Apprendre à vivre la modernité
«Apprendre à vivre n'est peut-être pas autre chose, pour certains hommes et certaines femmes de la modernité, que renoncer à en fournir les raisons et à en fuir ainsi le terme. Il faut d'ordinaire, pour y parvenir, beaucoup de temps, et un certain nombre de désillusions. Longtemps la pente paraît irrésistible, qui conduit l'esprit du présent qui lui est offert au futur de l'espoir et du rêve ou au passé des remords ou des regrets, de la complaisance ou des nostalgies. Nous faisons comme si, de ce que nous apporte l'instant chaque fois nouveau, la vraie vie était absente et qu'il fallait la chercher ailleurs et dans un autre temps. Comme il nous faut des déboires pour consentir à l'évidence que nous ne sommes jamais ailleurs que là où nous sommes, ni dans un autre temps que le présent. Vouloir corriger ou récupérer son passé est une tâche stérile; s'enchanter d'un futur qui n'est pas encore et qui ne sera peut-être jamais n'est pas moins futile. Par l'une ou l'autre fuite, on manque à vivre la seule vie qui soit donnée et qui n'est jamais que là où l'on est, et dans l'instant où l'on y est. Il faut sans doute avoir vécu du grand rêve métaphysique et religieux, et en avoir un jour désespéré, pour s'avouer que l'on n'a pas d'autre vie que là où on est, au moment même où on y est que l'instant fugitif qui est offert n'est pas suspendu à l'éternité immobile et que l'on n'a pas à chercher dans l'ailleurs d'un ciel ou d'un rêve une vie qui n'est jamais qu'ici. La vraie vie n'est pas absente; on manque seulement à l'accueillir là où elle est, dans le vierge, le vivace et le bel aujourd'hui, selon le vers admirable du poète. Si le vierge aujourd'hui qui m'est seul donné m'accable, hier ou demain m'en paraissent plus beaux. Mais, par un juste retour des choses, ce vivace aujourd'hui m'accable d'autant plus que je cherche à m'en évader, dans l'hier ou le lendemain. Comme ces touristes pressés, partagés entre la saturation de trop de choses rapidement entrevues et le désir d'en voir d'autres encore: c'est toujours à la prochaine étape que les attend le véritable plaisir, et le goût de s'y attarder. Toujours là où, précisément, ils ne sont pas.»
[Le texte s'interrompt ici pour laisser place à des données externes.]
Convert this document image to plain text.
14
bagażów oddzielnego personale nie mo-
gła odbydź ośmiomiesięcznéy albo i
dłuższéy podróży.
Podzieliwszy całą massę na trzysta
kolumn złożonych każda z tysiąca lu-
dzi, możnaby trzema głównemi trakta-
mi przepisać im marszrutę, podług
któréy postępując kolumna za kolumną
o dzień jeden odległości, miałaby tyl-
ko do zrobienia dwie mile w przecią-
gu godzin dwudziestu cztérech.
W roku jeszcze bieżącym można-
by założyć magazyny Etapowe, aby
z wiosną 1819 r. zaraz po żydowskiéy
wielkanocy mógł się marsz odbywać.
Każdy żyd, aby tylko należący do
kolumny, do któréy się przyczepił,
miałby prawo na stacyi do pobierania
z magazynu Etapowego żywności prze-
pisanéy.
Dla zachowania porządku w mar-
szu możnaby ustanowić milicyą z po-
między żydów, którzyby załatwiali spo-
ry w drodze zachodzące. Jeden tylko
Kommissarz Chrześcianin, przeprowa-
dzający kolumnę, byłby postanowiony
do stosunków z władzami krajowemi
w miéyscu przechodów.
GAÉTAN DAOUST,"Entre la mort de Dieu et le triomphe de la science: un homme
en quête d'identité"
, L'Agora, vol 1, no 3, décembre 1993

Enjeux

Modernité et politique
«La notion de modernité en politique est bien l’une des plus creuses que l’on puisse imaginer. Elle est même pitoyable car elle n’exprime que la fièvre des modes et l’errance d’une classe politique tellement fière de son vide programmatique que ce vide devient même son seul programme. À défaut d’agir sur les réalités, on brasse des mots et des slogans en se laissant porter par la vague. »

CHRISTIAN AUTHIER, "Les anciens et les modernes", L'Opinion indépentante (Toulouse), date non précisée, 1999.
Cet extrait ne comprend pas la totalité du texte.